- 官僚制=中央から組織全体を自由にコントロールできる ⇔ フラット化=個人に自律を求める=行政責任が変わる(公共性が個人に委ねられる)。
- フラット化は階層を低くする=昇進を狭める。
- 日本の行政組織は縦の系列の分業関係が不明確な組織構造=意思決定方式として稟議制が発達。
- 大部屋主義:曖昧な職務遂行体制のこと。全員が適宜仕事を分担しつつも、お互いが協力し合うことが可能であり、曖昧な職務分担のもとで集団に属して職務を行える。
- フラット化の検討の視点:意思決定が迅速になったか、個人の自律性が担保されてるかの2点。
- 佐賀県の事例:意思決定が迅速化したのは定型的業務。非定型業務では遅くなるケースもあり。意思決定過程、職員の職務、決定責任が不明確なままなため、自律性も担保されない。

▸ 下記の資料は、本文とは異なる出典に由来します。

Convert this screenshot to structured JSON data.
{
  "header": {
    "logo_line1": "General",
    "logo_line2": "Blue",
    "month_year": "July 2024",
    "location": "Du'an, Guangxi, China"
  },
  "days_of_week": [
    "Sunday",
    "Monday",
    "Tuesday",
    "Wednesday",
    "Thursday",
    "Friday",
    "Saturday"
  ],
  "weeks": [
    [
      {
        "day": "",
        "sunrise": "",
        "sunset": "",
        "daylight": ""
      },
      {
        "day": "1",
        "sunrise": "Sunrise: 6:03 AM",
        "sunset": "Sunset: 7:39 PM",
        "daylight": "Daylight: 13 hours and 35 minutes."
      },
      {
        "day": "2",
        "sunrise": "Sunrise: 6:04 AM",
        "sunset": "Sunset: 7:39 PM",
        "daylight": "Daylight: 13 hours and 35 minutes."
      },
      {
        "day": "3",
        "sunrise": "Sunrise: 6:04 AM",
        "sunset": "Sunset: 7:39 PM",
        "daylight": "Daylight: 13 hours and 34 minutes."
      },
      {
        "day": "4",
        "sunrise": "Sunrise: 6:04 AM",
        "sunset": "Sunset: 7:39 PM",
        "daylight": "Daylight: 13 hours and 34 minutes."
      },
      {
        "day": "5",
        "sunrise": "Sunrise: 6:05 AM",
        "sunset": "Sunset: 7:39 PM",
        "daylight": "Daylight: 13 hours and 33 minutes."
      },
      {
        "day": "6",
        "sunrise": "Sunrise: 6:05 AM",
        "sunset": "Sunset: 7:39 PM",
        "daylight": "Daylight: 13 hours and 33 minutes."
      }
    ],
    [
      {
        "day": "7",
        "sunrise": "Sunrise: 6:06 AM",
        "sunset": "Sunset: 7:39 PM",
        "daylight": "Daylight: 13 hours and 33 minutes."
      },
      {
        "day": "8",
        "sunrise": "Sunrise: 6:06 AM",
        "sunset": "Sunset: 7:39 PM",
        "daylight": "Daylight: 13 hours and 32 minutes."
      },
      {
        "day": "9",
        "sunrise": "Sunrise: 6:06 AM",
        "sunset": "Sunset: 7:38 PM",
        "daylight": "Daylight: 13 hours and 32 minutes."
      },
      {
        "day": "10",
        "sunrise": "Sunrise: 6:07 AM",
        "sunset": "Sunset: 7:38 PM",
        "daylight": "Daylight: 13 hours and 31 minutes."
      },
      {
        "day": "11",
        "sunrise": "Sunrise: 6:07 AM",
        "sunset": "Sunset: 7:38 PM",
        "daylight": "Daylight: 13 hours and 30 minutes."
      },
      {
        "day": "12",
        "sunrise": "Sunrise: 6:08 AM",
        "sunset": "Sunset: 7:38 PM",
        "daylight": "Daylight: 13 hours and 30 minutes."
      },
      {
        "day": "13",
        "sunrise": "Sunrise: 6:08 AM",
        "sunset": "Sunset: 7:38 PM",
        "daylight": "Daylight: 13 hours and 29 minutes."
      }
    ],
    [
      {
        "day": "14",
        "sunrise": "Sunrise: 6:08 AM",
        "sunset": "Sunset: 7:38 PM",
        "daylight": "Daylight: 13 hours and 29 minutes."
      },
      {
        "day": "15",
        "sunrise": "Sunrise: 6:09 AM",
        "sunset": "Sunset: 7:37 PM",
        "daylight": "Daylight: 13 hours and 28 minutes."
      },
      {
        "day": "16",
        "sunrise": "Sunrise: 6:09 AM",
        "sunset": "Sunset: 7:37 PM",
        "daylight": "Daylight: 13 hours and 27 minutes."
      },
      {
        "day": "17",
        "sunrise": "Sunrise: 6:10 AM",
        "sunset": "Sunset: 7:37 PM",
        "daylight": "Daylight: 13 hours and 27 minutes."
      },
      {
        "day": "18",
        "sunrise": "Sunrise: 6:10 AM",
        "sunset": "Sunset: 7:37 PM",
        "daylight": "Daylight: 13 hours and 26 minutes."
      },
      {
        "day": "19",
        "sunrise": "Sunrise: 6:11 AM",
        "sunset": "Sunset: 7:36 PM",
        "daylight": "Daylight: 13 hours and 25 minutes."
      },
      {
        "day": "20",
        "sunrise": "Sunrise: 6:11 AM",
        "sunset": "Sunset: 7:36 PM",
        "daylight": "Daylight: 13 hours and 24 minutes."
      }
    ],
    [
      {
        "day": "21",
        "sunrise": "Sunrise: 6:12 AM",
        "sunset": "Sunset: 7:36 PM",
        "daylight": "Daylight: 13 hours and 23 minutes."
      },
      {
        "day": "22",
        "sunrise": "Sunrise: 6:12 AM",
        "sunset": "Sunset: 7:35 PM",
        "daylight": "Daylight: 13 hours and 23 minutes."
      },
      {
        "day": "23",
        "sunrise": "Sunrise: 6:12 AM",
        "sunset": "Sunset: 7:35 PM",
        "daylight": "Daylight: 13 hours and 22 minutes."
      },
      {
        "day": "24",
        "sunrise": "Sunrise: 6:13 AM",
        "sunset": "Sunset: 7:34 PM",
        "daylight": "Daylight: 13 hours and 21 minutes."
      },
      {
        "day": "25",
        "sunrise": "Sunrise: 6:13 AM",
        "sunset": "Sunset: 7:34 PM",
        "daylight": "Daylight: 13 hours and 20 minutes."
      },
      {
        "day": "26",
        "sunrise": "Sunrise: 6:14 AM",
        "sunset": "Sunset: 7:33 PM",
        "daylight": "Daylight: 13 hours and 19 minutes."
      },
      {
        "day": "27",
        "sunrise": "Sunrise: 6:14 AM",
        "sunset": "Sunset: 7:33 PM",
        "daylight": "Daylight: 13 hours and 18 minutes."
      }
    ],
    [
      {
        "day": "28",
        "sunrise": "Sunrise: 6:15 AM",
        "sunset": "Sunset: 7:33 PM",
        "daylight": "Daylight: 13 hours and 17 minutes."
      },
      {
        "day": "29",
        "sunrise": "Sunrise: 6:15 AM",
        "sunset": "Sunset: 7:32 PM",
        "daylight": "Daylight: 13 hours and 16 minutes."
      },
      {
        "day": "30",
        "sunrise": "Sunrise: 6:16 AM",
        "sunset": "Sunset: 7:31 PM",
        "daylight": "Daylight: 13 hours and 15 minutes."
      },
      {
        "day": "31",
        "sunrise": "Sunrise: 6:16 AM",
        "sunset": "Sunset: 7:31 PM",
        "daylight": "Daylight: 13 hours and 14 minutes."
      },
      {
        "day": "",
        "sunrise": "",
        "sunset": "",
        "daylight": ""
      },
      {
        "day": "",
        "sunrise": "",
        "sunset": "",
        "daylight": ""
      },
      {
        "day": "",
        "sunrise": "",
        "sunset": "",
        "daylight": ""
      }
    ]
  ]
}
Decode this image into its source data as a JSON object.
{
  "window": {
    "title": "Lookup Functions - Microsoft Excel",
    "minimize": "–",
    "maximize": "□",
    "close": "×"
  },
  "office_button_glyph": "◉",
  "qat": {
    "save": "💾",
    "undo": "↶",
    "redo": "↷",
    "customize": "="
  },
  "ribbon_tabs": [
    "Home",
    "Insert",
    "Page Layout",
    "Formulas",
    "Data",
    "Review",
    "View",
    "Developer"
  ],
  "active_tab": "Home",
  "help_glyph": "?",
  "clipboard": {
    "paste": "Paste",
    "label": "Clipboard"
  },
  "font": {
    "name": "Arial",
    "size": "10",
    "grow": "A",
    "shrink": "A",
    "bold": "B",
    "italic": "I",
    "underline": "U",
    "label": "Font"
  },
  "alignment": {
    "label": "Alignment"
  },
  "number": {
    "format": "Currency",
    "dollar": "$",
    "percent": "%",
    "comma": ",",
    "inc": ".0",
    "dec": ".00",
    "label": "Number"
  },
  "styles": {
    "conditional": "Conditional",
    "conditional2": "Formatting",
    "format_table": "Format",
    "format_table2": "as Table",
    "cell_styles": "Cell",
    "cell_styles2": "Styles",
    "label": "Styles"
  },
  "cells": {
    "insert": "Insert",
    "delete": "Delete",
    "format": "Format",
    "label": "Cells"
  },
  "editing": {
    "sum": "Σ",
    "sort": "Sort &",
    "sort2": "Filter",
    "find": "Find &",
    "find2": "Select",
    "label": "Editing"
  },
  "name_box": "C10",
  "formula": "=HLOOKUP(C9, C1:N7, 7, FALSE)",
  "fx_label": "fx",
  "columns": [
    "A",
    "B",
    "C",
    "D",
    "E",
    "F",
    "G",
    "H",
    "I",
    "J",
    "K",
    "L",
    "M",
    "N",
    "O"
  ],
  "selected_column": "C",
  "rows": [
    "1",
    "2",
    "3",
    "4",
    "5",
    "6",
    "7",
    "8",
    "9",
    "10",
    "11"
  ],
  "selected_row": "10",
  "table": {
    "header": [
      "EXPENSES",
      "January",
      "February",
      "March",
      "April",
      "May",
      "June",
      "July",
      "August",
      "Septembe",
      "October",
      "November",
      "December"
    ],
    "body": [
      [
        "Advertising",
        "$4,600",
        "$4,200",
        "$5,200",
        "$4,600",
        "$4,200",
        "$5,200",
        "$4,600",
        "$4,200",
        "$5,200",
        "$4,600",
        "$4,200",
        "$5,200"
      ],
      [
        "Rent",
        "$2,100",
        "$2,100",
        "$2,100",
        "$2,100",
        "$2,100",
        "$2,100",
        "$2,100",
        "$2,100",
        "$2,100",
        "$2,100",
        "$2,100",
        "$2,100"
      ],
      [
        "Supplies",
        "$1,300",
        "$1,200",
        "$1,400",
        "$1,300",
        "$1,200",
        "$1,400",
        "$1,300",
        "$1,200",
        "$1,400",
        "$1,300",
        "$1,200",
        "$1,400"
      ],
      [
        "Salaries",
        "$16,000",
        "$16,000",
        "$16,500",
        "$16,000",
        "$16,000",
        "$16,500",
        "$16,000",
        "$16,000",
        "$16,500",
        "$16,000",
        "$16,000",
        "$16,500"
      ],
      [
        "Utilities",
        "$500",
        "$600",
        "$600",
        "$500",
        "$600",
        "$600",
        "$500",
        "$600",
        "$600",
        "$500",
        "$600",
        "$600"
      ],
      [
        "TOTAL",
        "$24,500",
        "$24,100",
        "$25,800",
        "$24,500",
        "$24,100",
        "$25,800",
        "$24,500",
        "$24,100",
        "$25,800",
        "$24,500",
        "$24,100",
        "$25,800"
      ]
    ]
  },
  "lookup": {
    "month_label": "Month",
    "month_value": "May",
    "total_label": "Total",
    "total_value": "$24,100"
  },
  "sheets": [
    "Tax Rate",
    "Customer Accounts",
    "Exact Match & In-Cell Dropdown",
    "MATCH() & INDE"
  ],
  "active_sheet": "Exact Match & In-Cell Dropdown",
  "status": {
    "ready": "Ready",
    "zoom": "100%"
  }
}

- なぜ集団職務体制なのか:戦後改革の際、行政組織に個人の自律性を重んじる職階制が実施されなかったため。職場の風土に適していない制度(職務記述書(Job description)に基づく職務分類(Position classification)によって職務を行うことは我が国の職場の実態 には一般的に妥当しない)。
- 日本の行政組織は、個々の職員の専門的な能力に依存するよりも、組織全体としての能力を重視しており、曖昧な職務分担のもとで幅広い知識を持った職員が集団的に職務を遂行する体制。
- 単にフラット化してもうまくいかない。